Brush off feedback from customers, teams, or colleagues without considering their perspectives. Best never to acknowledge that you got it. Especially high-paying clients like to be ignored. And if you're B2C, all the better. Eff the customers. They're all dumb consumers anyway, right?

Overpromising

Make unrealistic promises to customers without consulting with the development team. Overpromising is important because otherwise it's very hard to underdeliver.

Negativity

Continually criticize team members and focus on failures rather than praising achievements. Because morale is overvalued in most corporate culture.

Blame Game

Shift blame for mistakes or missed deadlines onto others rather than taking responsibility. Another key part of job security is keeping a steady supply of goats to skape and and teammates to throw under buses. People love that shit.

Poor Communication

Fail to communicate clearly or effectively with team members and stakeholders. Especially when the status of a release changes from green to yellow. That's small news and you can probably fix it before it goes from yellow to red, anyway.
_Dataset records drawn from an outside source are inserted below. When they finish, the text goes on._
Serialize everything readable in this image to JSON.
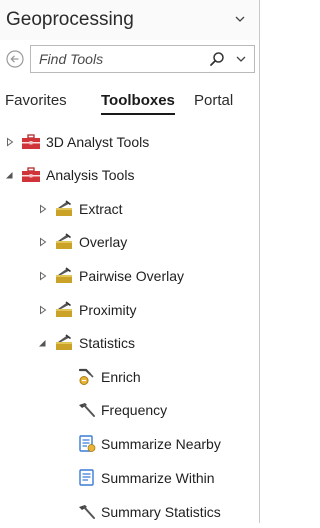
{
  "header": {
    "title": "Geoprocessing",
    "menu_icon": "chevron-down-icon"
  },
  "search": {
    "placeholder": "Find Tools",
    "back_icon": "back-arrow-icon",
    "search_icon": "search-icon",
    "options_icon": "chevron-down-icon"
  },
  "tabs": [
    {
      "label": "Favorites",
      "active": false
    },
    {
      "label": "Toolboxes",
      "active": true
    },
    {
      "label": "Portal",
      "active": false
    }
  ],
  "tree": [
    {
      "label": "3D Analyst Tools",
      "icon": "toolbox-icon",
      "expander": "collapsed"
    },
    {
      "label": "Analysis Tools",
      "icon": "toolbox-icon",
      "expander": "expanded"
    },
    {
      "label": "Extract",
      "icon": "toolset-icon",
      "expander": "collapsed"
    },
    {
      "label": "Overlay",
      "icon": "toolset-icon",
      "expander": "collapsed"
    },
    {
      "label": "Pairwise Overlay",
      "icon": "toolset-icon",
      "expander": "collapsed"
    },
    {
      "label": "Proximity",
      "icon": "toolset-icon",
      "expander": "collapsed"
    },
    {
      "label": "Statistics",
      "icon": "toolset-icon",
      "expander": "expanded"
    },
    {
      "label": "Enrich",
      "icon": "enrich-tool-icon"
    },
    {
      "label": "Frequency",
      "icon": "hammer-tool-icon"
    },
    {
      "label": "Summarize Nearby",
      "icon": "script-tool-icon"
    },
    {
      "label": "Summarize Within",
      "icon": "script-tool-icon"
    },
    {
      "label": "Summary Statistics",
      "icon": "hammer-tool-icon"
    }
  ],
  "colors": {
    "toolbox_red": "#d13438",
    "toolset_gold": "#c9a227",
    "script_blue": "#3a7bd5"
  }
}
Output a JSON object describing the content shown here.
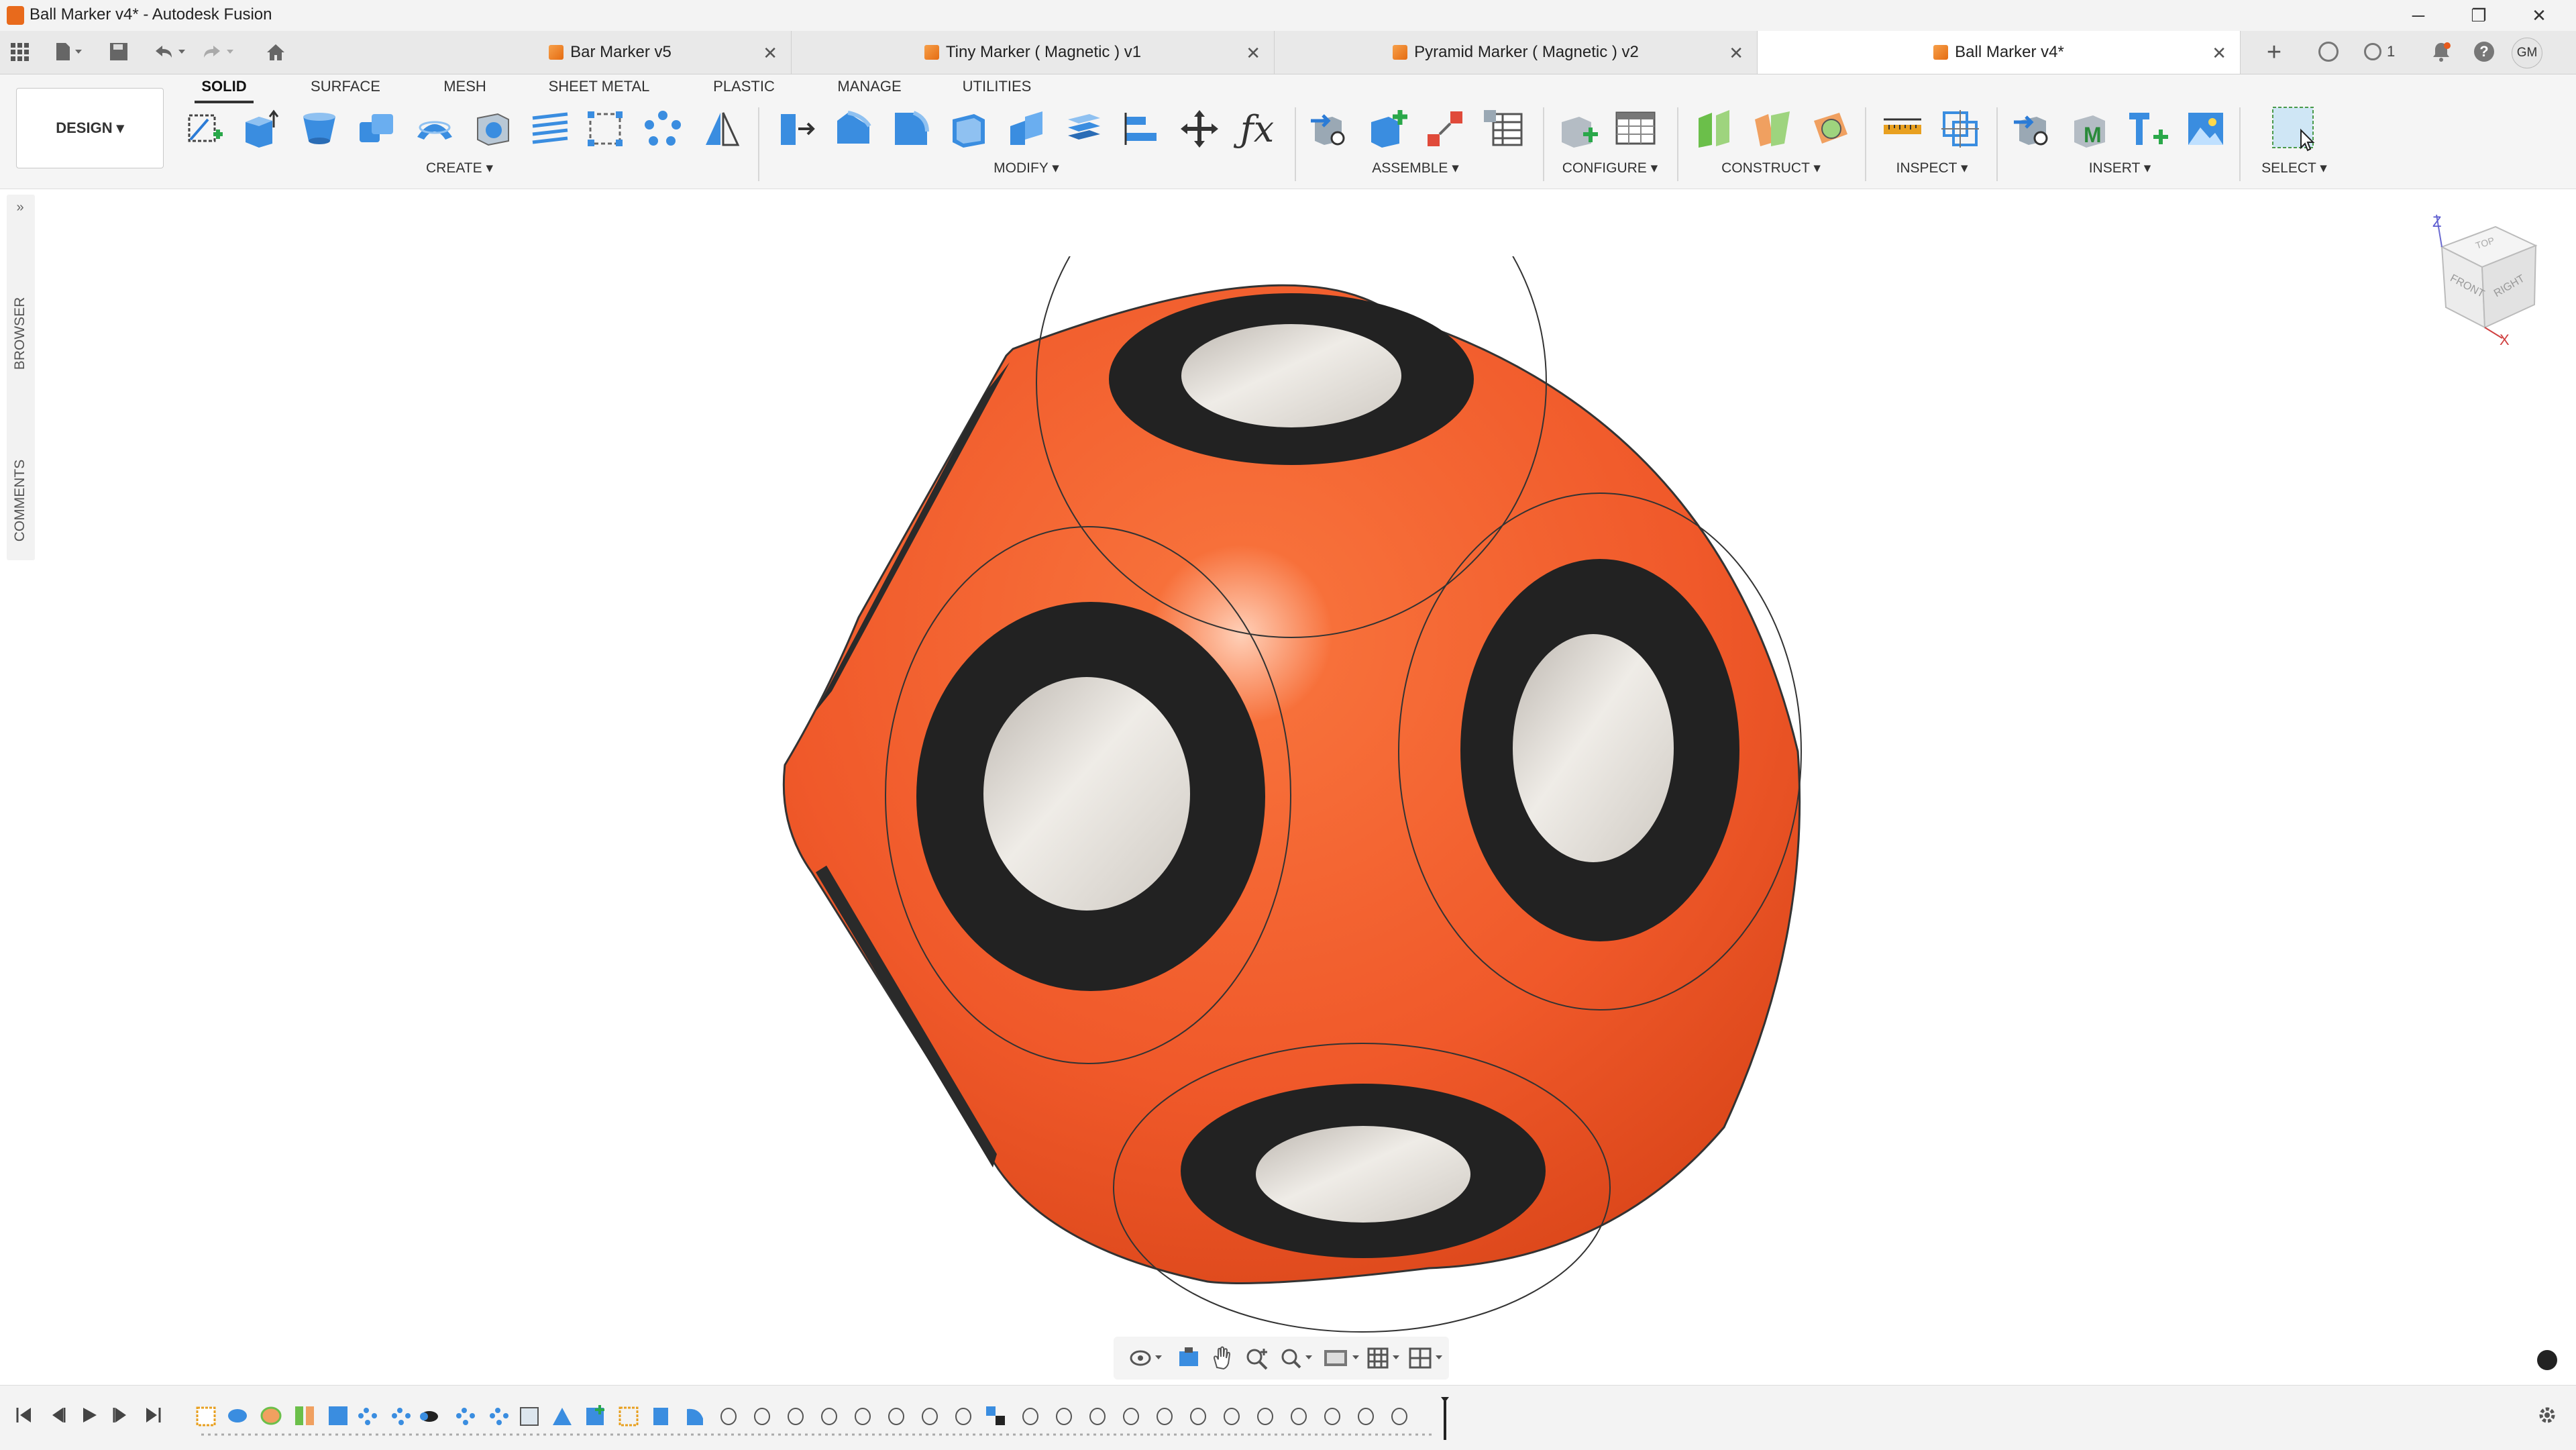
{
  "window": {
    "title": "Ball Marker v4* - Autodesk Fusion",
    "controls": {
      "minimize": "─",
      "restore": "❐",
      "close": "✕"
    }
  },
  "doc_tabs": [
    {
      "label": "Bar Marker v5",
      "active": false
    },
    {
      "label": "Tiny Marker ( Magnetic ) v1",
      "active": false
    },
    {
      "label": "Pyramid Marker ( Magnetic ) v2",
      "active": false
    },
    {
      "label": "Ball Marker v4*",
      "active": true
    }
  ],
  "tabbar_right": {
    "job_count": "1",
    "user_initials": "GM"
  },
  "workspace": {
    "label": "DESIGN ▾"
  },
  "ribbon_tabs": [
    "SOLID",
    "SURFACE",
    "MESH",
    "SHEET METAL",
    "PLASTIC",
    "MANAGE",
    "UTILITIES"
  ],
  "ribbon_groups": [
    "CREATE ▾",
    "MODIFY ▾",
    "ASSEMBLE ▾",
    "CONFIGURE ▾",
    "CONSTRUCT ▾",
    "INSPECT ▾",
    "INSERT ▾",
    "SELECT ▾"
  ],
  "side_tabs": [
    "BROWSER",
    "COMMENTS"
  ],
  "view_cube": {
    "top": "TOP",
    "front": "FRONT",
    "right": "RIGHT",
    "z_axis": "Z",
    "x_axis": "X"
  },
  "colors": {
    "body": "#f0592a",
    "ring": "#222222",
    "magnet": "#d6d2cc",
    "accent": "#2b7bd6"
  }
}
Also, when clients have been waiting for months or years for a feature, they don't really care.

Unresponsiveness

Be inaccessible, unresponsive, and fail to address urgent issues. It's best to avoid Slack and email. Setting up customer forums and then ignoring them is a great gag.


With a little help and some good mentorship, I'm sure some of us will manage to end up as totally sucky, douchey, useless product managers. Good luck, team! You can do it!